The last thing left to do was to feed my generated .iss file into InnoSetup for compilation. Setting this up was rather easy since InnoSetup supports a nice CLI itself. The more difficult part was to make sure InnoSetup is installed and updated. And if it was not the latest version or not even installed it needs to be downloaded and installed before any wizardry can happen.

To fix this I implemented a simple adapter class (not really an adapter pattern but I think the name supports my thoughts). This adapter class is forms the connection from Wizard to InnoSetup. It can be used to check whether InnoSetup is installed, updated, run commands to InnoSetup CLI and download a new version. It is a rather primitive API since the webpage where you can download InnoSetup does not have a nicely layed out API. For example; I needed to write a simple scraper to check what the latest version of InnoSetup was, based on some information page about versions. This scraper is really, really primitive, I’m not really proud of it but it works for now so I’ll leave it as is until I start to get feature requests or bug reports.



Well I’ve had some real fun writing this thing.

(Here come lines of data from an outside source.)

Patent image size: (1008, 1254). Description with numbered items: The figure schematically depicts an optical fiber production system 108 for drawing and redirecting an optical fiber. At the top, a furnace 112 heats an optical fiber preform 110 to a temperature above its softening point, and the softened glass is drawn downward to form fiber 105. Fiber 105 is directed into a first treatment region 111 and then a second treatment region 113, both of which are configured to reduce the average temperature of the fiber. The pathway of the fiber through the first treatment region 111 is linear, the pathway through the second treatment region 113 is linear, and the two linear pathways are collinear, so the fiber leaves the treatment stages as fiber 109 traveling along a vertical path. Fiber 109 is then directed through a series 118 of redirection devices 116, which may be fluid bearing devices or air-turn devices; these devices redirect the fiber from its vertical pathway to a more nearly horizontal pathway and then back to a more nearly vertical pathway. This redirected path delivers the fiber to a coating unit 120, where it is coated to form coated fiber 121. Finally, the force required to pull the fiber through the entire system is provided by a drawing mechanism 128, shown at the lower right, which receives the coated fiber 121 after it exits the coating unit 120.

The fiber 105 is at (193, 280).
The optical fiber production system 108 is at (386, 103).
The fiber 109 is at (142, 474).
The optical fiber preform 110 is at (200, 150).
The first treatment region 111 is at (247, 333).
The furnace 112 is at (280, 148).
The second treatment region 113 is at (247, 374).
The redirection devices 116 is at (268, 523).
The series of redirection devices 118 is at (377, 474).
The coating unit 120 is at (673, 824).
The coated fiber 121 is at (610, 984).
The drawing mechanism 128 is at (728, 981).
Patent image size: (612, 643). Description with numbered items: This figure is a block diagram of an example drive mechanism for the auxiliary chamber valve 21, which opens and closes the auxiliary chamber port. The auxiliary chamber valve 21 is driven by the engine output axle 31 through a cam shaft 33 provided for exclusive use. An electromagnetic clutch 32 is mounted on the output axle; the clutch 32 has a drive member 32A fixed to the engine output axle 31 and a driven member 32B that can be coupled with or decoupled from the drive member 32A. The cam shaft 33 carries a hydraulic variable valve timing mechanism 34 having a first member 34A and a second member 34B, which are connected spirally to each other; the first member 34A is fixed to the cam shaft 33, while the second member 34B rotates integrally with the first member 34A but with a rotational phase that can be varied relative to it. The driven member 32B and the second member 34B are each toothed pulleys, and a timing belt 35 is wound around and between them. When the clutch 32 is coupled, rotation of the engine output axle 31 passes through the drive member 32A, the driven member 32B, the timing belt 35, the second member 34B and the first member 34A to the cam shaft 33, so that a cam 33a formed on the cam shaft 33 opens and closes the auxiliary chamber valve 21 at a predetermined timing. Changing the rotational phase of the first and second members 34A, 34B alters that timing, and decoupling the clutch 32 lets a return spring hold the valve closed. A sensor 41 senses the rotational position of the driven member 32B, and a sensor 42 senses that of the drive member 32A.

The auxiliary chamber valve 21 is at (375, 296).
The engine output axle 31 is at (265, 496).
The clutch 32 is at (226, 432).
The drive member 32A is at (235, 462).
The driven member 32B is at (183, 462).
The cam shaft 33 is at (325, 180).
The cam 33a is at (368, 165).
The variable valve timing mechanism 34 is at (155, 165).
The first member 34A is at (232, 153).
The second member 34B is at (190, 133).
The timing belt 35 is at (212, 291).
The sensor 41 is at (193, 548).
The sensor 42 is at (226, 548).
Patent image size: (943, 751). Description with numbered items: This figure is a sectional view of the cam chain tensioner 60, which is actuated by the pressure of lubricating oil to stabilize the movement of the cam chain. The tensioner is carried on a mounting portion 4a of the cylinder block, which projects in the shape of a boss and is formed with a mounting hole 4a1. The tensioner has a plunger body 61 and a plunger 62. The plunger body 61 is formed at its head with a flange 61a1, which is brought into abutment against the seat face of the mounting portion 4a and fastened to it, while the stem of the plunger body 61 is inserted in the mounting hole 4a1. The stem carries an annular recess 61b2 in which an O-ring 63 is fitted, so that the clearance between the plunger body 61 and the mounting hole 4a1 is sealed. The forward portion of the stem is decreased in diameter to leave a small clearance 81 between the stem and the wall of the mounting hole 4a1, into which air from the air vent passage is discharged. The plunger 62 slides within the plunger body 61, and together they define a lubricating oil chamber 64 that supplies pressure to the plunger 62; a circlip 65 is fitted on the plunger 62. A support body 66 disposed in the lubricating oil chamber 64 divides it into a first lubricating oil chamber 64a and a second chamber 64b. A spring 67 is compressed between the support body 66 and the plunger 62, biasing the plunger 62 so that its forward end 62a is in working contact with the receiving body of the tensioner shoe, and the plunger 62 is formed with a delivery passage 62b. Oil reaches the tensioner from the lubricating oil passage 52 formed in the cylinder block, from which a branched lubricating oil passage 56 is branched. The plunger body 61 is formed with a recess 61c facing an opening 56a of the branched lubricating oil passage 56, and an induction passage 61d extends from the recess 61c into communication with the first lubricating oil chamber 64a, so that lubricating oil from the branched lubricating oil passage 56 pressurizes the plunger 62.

I really did not expect that there wasn’t a single similar asset in the Unity3D asset store. Everything I implemented up till now is enough for simple Unity3D projects. I’m well aware that my implementation is far from complete compared to the total number of configurations InnoSetup supports. But, for now, it does it’s thing.

Also, the UI is till rather primitive. I would like to implement a nice Editor UI based on the new UIElements API that Unity supports now. But first I hope to see some feature requests in the future so I can make it more useful to other people who want to deploy installer wizards to their customers. Forget those clumsy .zip archives!

Use Wizard and deliver some magic instead!